Tracey and Steve in contrast, have marital issues that lead to conflict involving physical aggression, but there is no attempt to exert control outside of this specific context. Tracey and Steve’s use of physical aggression arises in the context of a specific argument about an emotionally charged issue, in which they react by physically lashing out at each other. Unlike Bob, Tracey and Steve do not engage in a wide range of both violent and nonviolent behaviors that would indicate a general pattern of control. Tracey and Steve report the experience of violence as being about anger and frustration, but not about fear or the intent to instill fear in the other partner. Both acknowledge the aggression, admit that it is shameful, and want to change their behavior. There is no motivation to use aggressive acts as a means to establish widespread control over their partner’s life.

Although Tracey and Steve both feel at a loss when it comes to stopping these arguments from getting out of hand, these feelings of powerlessness do not profoundly affect other areas of their lives. Tracey and Steve continue to work full time, pursue hobbies, visit friends and family, and do not show signs of any mental health issues. Mary, in contrast, reports being depressed and anxious and does not feel capable of sustaining employment. These effects are consistent with the trauma literature, which has found that female victims of intimate violence suffer from negative psychological effects, such as posttraumatic stress disorder, depression, lowered self-esteem, in addition to social and economic disadvantages (Holtzworth- Munroe, Smutzler, & Sandin, 1997; Walker, 2000). Consequences beyond physical injury must be considered when assessing impact. For example, in terms of actual physical injury, both Tracey and Mary have sustained only minor injuries. However, when the psychological, social, and economic consequences are considered, a different picture emerges for these two couples.

Tracey and Mary also describe the experience surrounding the physical aggression very differently. Mary experiences Bob’s physical aggression as frightening, and she is afraid that he may cause her serious harm in the future. Tracey and Steve, in contrast, do not experience the aggression as frightening or intimi- dating.
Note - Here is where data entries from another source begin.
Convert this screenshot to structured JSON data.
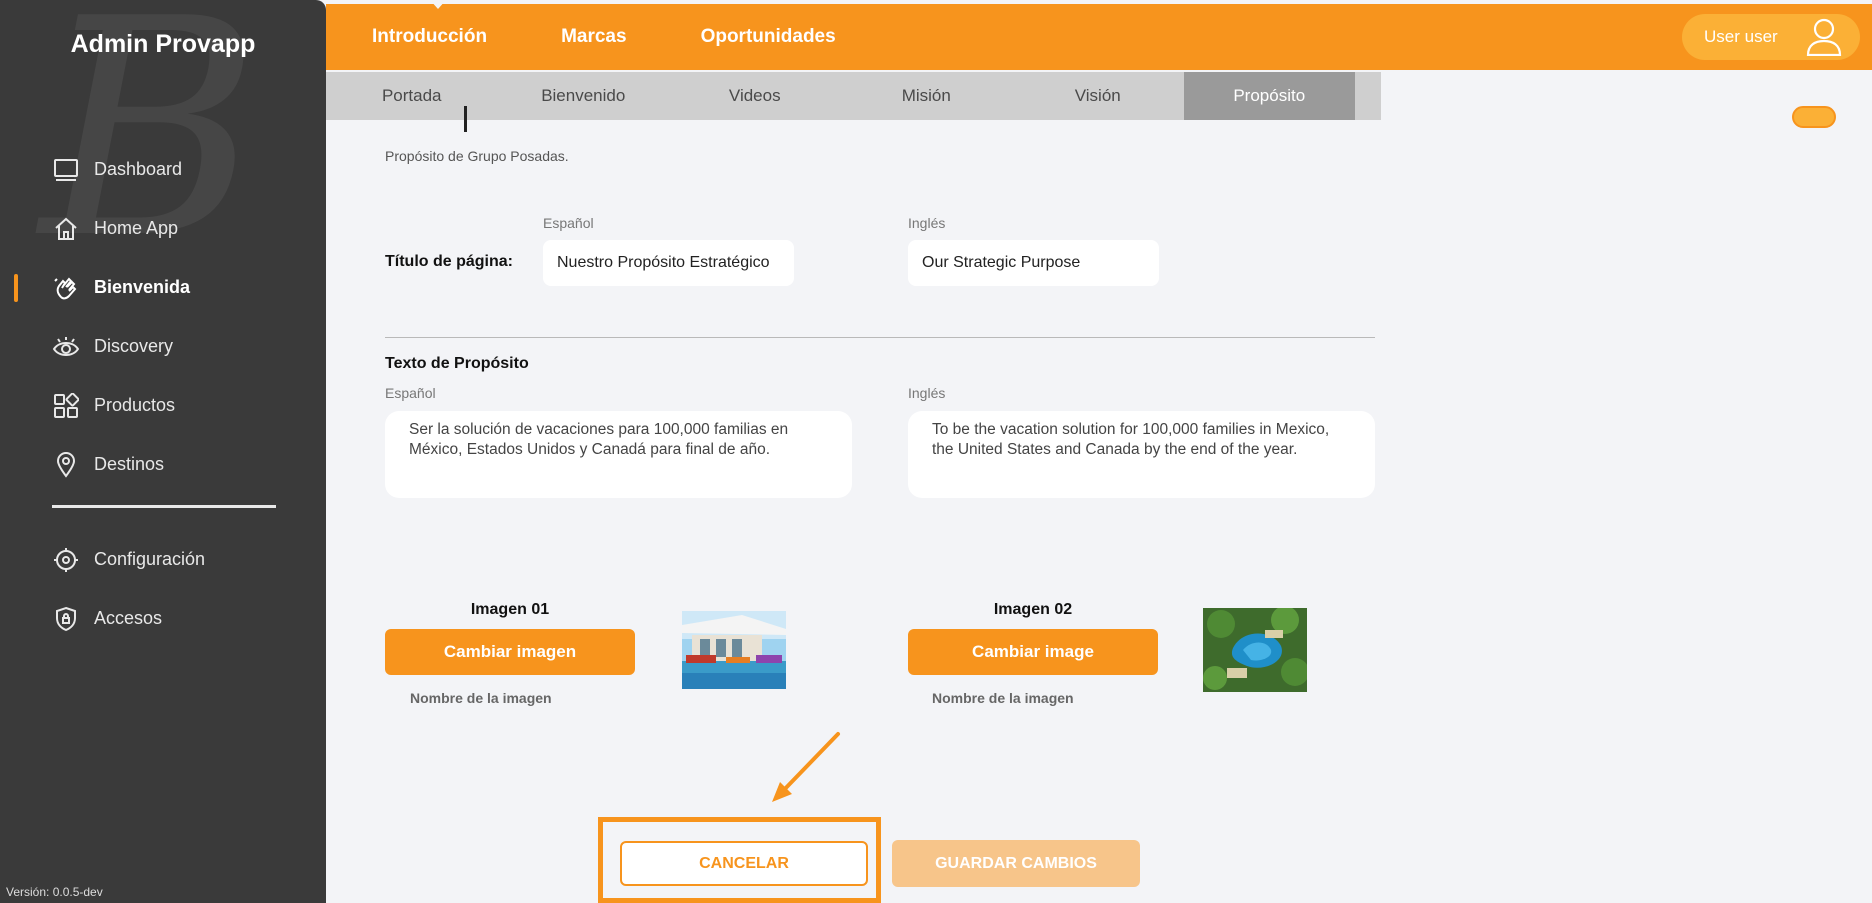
{
  "sidebar": {
    "app_title": "Admin Provapp",
    "items": [
      {
        "label": "Dashboard",
        "icon": "monitor-icon"
      },
      {
        "label": "Home App",
        "icon": "home-icon"
      },
      {
        "label": "Bienvenida",
        "icon": "wave-hand-icon",
        "active": true
      },
      {
        "label": "Discovery",
        "icon": "eye-icon"
      },
      {
        "label": "Productos",
        "icon": "grid-icon"
      },
      {
        "label": "Destinos",
        "icon": "map-pin-icon"
      }
    ],
    "items2": [
      {
        "label": "Configuración",
        "icon": "gear-icon"
      },
      {
        "label": "Accesos",
        "icon": "shield-icon"
      }
    ],
    "version": "Versión: 0.0.5-dev"
  },
  "topbar": {
    "nav": [
      "Introducción",
      "Marcas",
      "Oportunidades"
    ],
    "user_label": "User user"
  },
  "subtabs": [
    "Portada",
    "Bienvenido",
    "Videos",
    "Misión",
    "Visión",
    "Propósito"
  ],
  "active_subtab": "Propósito",
  "main": {
    "description": "Propósito de Grupo Posadas.",
    "title_row": {
      "label": "Título de página:",
      "es_label": "Español",
      "en_label": "Inglés",
      "es_value": "Nuestro Propósito Estratégico",
      "en_value": "Our Strategic Purpose"
    },
    "text_section": {
      "label": "Texto de Propósito",
      "es_label": "Español",
      "en_label": "Inglés",
      "es_value": "Ser la solución de vacaciones para 100,000 familias en México, Estados Unidos y Canadá para final de año.",
      "en_value": "To be the vacation solution for 100,000 families in Mexico, the United States and Canada by the end of the year."
    },
    "images": [
      {
        "label": "Imagen 01",
        "button": "Cambiar imagen",
        "name_label": "Nombre de la imagen"
      },
      {
        "label": "Imagen 02",
        "button": "Cambiar image",
        "name_label": "Nombre de la imagen"
      }
    ],
    "cancel_label": "CANCELAR",
    "save_label": "GUARDAR CAMBIOS"
  },
  "colors": {
    "accent": "#f7941d",
    "sidebar_bg": "#3a3a3a",
    "background": "#f3f4f7"
  }
}
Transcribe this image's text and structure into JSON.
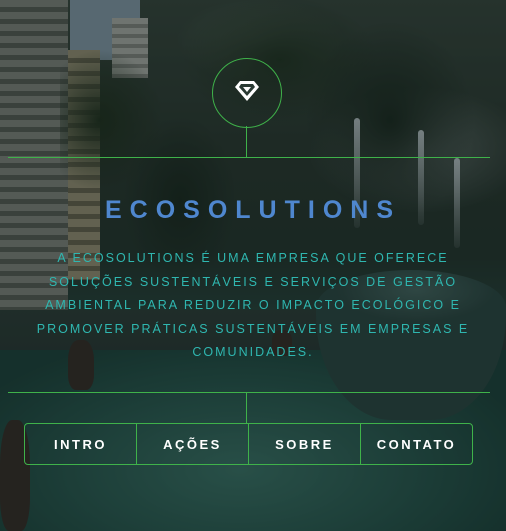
{
  "header": {
    "logo_icon": "diamond-icon",
    "title": "ECOSOLUTIONS",
    "description": "A ECOSOLUTIONS É UMA EMPRESA QUE OFERECE SOLUÇÕES SUSTENTÁVEIS E SERVIÇOS DE GESTÃO AMBIENTAL PARA REDUZIR O IMPACTO ECOLÓGICO E PROMOVER PRÁTICAS SUSTENTÁVEIS EM EMPRESAS E COMUNIDADES."
  },
  "nav": {
    "items": [
      {
        "label": "INTRO"
      },
      {
        "label": "AÇÕES"
      },
      {
        "label": "SOBRE"
      },
      {
        "label": "CONTATO"
      }
    ]
  },
  "colors": {
    "line": "#3fb24a",
    "title": "#4f87cf",
    "description": "#2fb7b0",
    "nav_text": "#ffffff"
  }
}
It is important to stress the need to understand the subjective experience of violence for each partner, as the presence of fear and intimidation appears to be a key distinguishing feature between patriarchal terrorism and common couple violence. The literature on domestic violence has emphasized that some women and men may minimize or deny both violence and their fear in the relationship (Bograd & Mederos, 1999; Holtzworth-Munroe et al., 1995). As mentioned previously, it is imperative for therapists to screen for violence continually and assess risk factors to understand fully the context and safety issues involved. At the same time, dismissing couples’ views of the main problems in their relationship and denying their experiences could ultimately alienate couples and may be one possible reason for their terminating treatment. Acknowledging and incorporating each partner’s understanding and view of the relationship problems may yield valuable information in distinguishing types of violence and strengthen the therapeutic bond necessary for effective treatment.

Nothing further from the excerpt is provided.